Wybory w Rosji – nikt nie ma złudzeń
W piątek 15 marca rozpoczną się wybory prezydenckie w Rosji. Potrwają one trzy dni i zakończą się w niedzielę 17 marca. Przedterminowe głosowanie rozpoczęło się już w odległych regionach kraju, np. na rubieżach Syberii.
Jak uważają eksperci, wynik głosowania jest przesądzony. Kreml ma dążyć do zapewnienia Władimirowi Putinowi wyższego poziomu poparcia niż w jego poprzednich czterech zwycięstwach.
W 2018 roku, według oficjalnych wyników Putin uzyskał 77,5% głosów. Nawet przy braku realnej konkurencji, wybory te otoczone były powszechnymi oskarżeniami o fałszowanie głosów, oszustwa i wymuszanie głosowania. Nic nie wskazuje na to, że teraz mogłoby być inaczej.
W tym roku Putin oficjalnie zmierzy się z trzema innymi pretendentami. To kandydaci zatwierdzeni przez Kreml, mający na celu stworzenie pozorów rywalizacji.
Karty do głosowania zostaną również oddane w czterech ukraińskich regionach, które Moskwa zaanektowała w 2022 roku, a także na Półwyspie Krymskim, zajętym w 2014 roku.
Putin sprawuje władzę jako prezydent lub premier nieprzerwanie od 1999 roku. To będą jego piąte wybory prezydenckie, bowiem na fotel prezydenta wybierany był już czterokrotnie.
Na stanowisko prezydenta wybrany został w 2000 roku, a potem ponownie w 2004, 2012 i 2018 roku. Wcześniej od 8 sierpnia 1999 roku do 7 maja 2000 roku był premierem.
Na stanowisko to powrócił w 2008 roku na okres 4 lat, bowiem wówczas przepisy nie zezwalały na to by prezydent wybrany został trzykrotnie. O to, by konstytucja to umożliwiała, Putin zadbał kilka lat później. W związku z tym, teraz ponownie może ubiegać się o reelekcję.
Zgodnie z poprawką do konstytucji z 2020 roku jego poprzednie kadencje zostały unieważnione.

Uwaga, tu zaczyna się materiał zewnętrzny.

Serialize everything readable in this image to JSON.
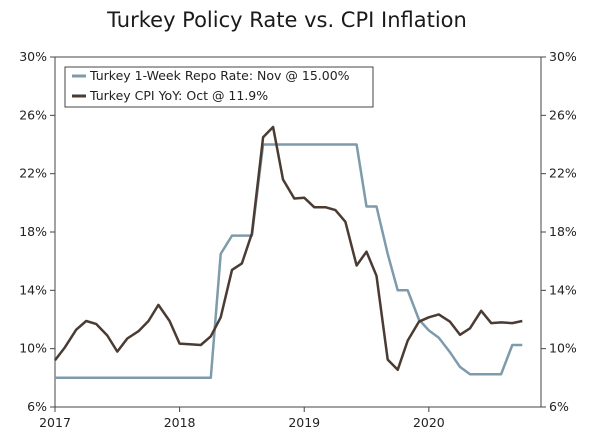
{
  "chart_data": {
    "type": "line",
    "title": "Turkey Policy Rate vs. CPI Inflation",
    "xlabel": "",
    "ylabel": "",
    "ylim": [
      6,
      30
    ],
    "xlim": [
      2017.0,
      2020.9
    ],
    "y_ticks": [
      "6%",
      "10%",
      "14%",
      "18%",
      "22%",
      "26%",
      "30%"
    ],
    "y_tick_values": [
      6,
      10,
      14,
      18,
      22,
      26,
      30
    ],
    "x_ticks": [
      "2017",
      "2018",
      "2019",
      "2020"
    ],
    "x_tick_values": [
      2017,
      2018,
      2019,
      2020
    ],
    "legend_position": "top-left",
    "series": [
      {
        "name": "Turkey 1-Week Repo Rate: Nov @ 15.00%",
        "color": "#7d9bab",
        "points": [
          [
            2017.0,
            8.0
          ],
          [
            2018.25,
            8.0
          ],
          [
            2018.33,
            16.5
          ],
          [
            2018.42,
            17.75
          ],
          [
            2018.58,
            17.75
          ],
          [
            2018.67,
            24.0
          ],
          [
            2019.42,
            24.0
          ],
          [
            2019.5,
            19.75
          ],
          [
            2019.58,
            19.75
          ],
          [
            2019.67,
            16.5
          ],
          [
            2019.75,
            14.0
          ],
          [
            2019.83,
            14.0
          ],
          [
            2019.92,
            12.0
          ],
          [
            2020.0,
            11.25
          ],
          [
            2020.08,
            10.75
          ],
          [
            2020.17,
            9.75
          ],
          [
            2020.25,
            8.75
          ],
          [
            2020.33,
            8.25
          ],
          [
            2020.58,
            8.25
          ],
          [
            2020.67,
            10.25
          ],
          [
            2020.75,
            10.25
          ]
        ]
      },
      {
        "name": "Turkey CPI YoY: Oct @ 11.9%",
        "color": "#4a3b33",
        "points": [
          [
            2017.0,
            9.2
          ],
          [
            2017.08,
            10.1
          ],
          [
            2017.17,
            11.3
          ],
          [
            2017.25,
            11.9
          ],
          [
            2017.33,
            11.7
          ],
          [
            2017.42,
            10.9
          ],
          [
            2017.5,
            9.8
          ],
          [
            2017.58,
            10.7
          ],
          [
            2017.67,
            11.2
          ],
          [
            2017.75,
            11.9
          ],
          [
            2017.83,
            13.0
          ],
          [
            2017.92,
            11.9
          ],
          [
            2018.0,
            10.35
          ],
          [
            2018.08,
            10.3
          ],
          [
            2018.17,
            10.25
          ],
          [
            2018.25,
            10.85
          ],
          [
            2018.33,
            12.15
          ],
          [
            2018.42,
            15.4
          ],
          [
            2018.5,
            15.85
          ],
          [
            2018.58,
            17.9
          ],
          [
            2018.67,
            24.5
          ],
          [
            2018.75,
            25.2
          ],
          [
            2018.83,
            21.6
          ],
          [
            2018.92,
            20.3
          ],
          [
            2019.0,
            20.35
          ],
          [
            2019.08,
            19.7
          ],
          [
            2019.17,
            19.7
          ],
          [
            2019.25,
            19.5
          ],
          [
            2019.33,
            18.7
          ],
          [
            2019.42,
            15.7
          ],
          [
            2019.5,
            16.65
          ],
          [
            2019.58,
            15.0
          ],
          [
            2019.67,
            9.25
          ],
          [
            2019.75,
            8.55
          ],
          [
            2019.83,
            10.55
          ],
          [
            2019.92,
            11.85
          ],
          [
            2020.0,
            12.15
          ],
          [
            2020.08,
            12.35
          ],
          [
            2020.17,
            11.85
          ],
          [
            2020.25,
            10.95
          ],
          [
            2020.33,
            11.4
          ],
          [
            2020.42,
            12.6
          ],
          [
            2020.5,
            11.75
          ],
          [
            2020.58,
            11.8
          ],
          [
            2020.67,
            11.75
          ],
          [
            2020.75,
            11.9
          ]
        ]
      }
    ]
  }
}
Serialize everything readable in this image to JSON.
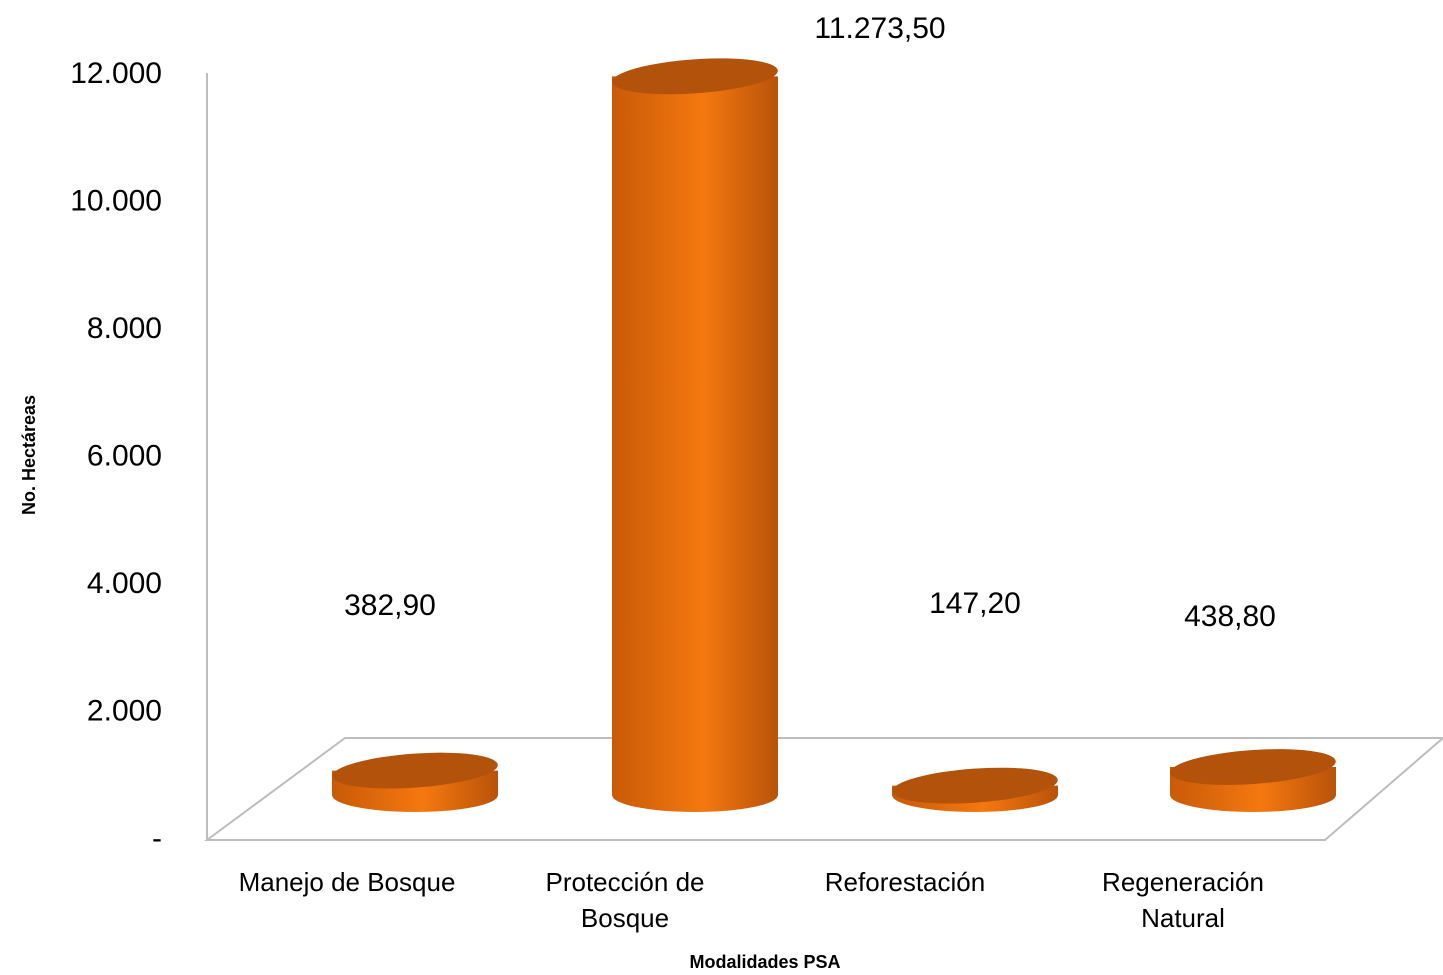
{
  "chart_data": {
    "type": "cylinder",
    "x_label": "Modalidades PSA",
    "y_label": "No. Hectáreas",
    "categories": [
      "Manejo de Bosque",
      "Protección de Bosque",
      "Reforestación",
      "Regeneración Natural"
    ],
    "values": [
      382.9,
      11273.5,
      147.2,
      438.8
    ],
    "value_labels": [
      "382,90",
      "11.273,50",
      "147,20",
      "438,80"
    ],
    "color": "#f07415",
    "ylim": [
      0,
      12000
    ],
    "yticks": [
      {
        "value": 0,
        "label": "-"
      },
      {
        "value": 2000,
        "label": "2.000"
      },
      {
        "value": 4000,
        "label": "4.000"
      },
      {
        "value": 6000,
        "label": "6.000"
      },
      {
        "value": 8000,
        "label": "8.000"
      },
      {
        "value": 10000,
        "label": "10.000"
      },
      {
        "value": 12000,
        "label": "12.000"
      }
    ]
  }
}
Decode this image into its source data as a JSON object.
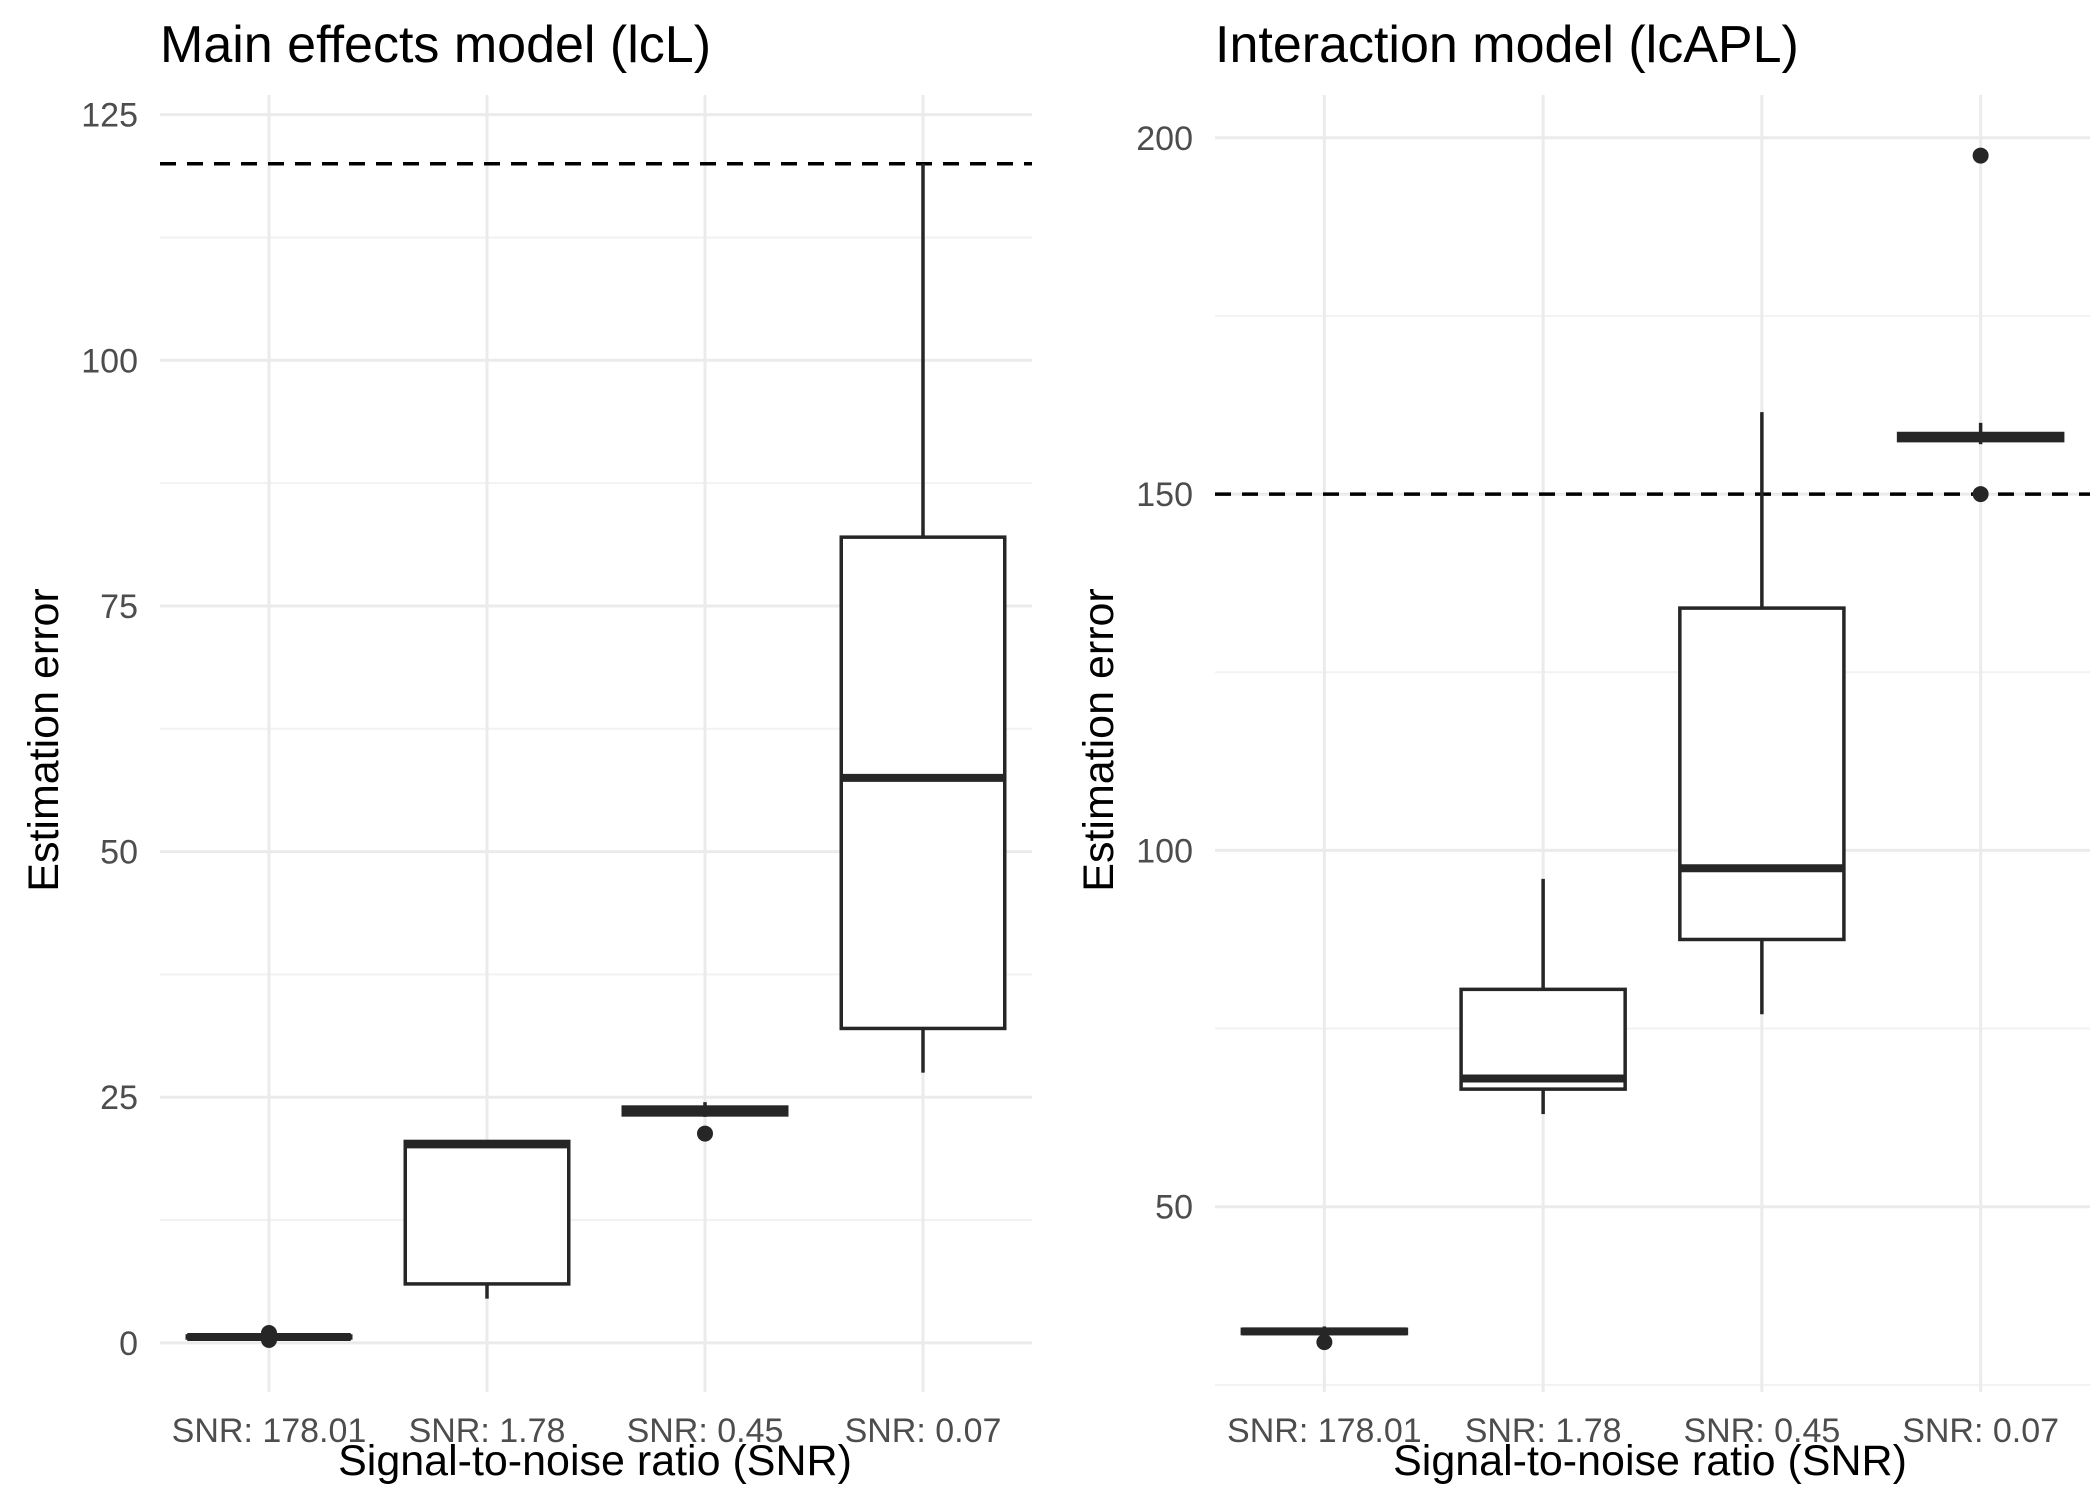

Oficjalnie, wybory 15-17 marca będą jego „pierwszymi”.
Jeśli wygra, zgodnie z oczekiwaniami, będzie służył przez kolejne sześć lat, dzięki poprawkom do konstytucji, które wydłużyły czas kadencji z 4 do 6 lat.
Oznacza to, że może sprawować władzę nawet do 2036 roku, gdy osiągnąłby wiek 83 lat. Już teraz 71-letni Putin ze stażem blisko 25 lat u sterów Federacji Rosyjskiej jest najdłużej urzędującym przywódcą Rosji od czasów Józefa Stalina.
Stalin piastował urząd Sekretarza Generalnego KC przez niecałe 31 lat. Jeśli Putin zostałby wybrany na kolejne dwie kadencje, to rządziłby wówczas najdłużej od ery carycy Katarzyny Wielkiej w XVIII wieku.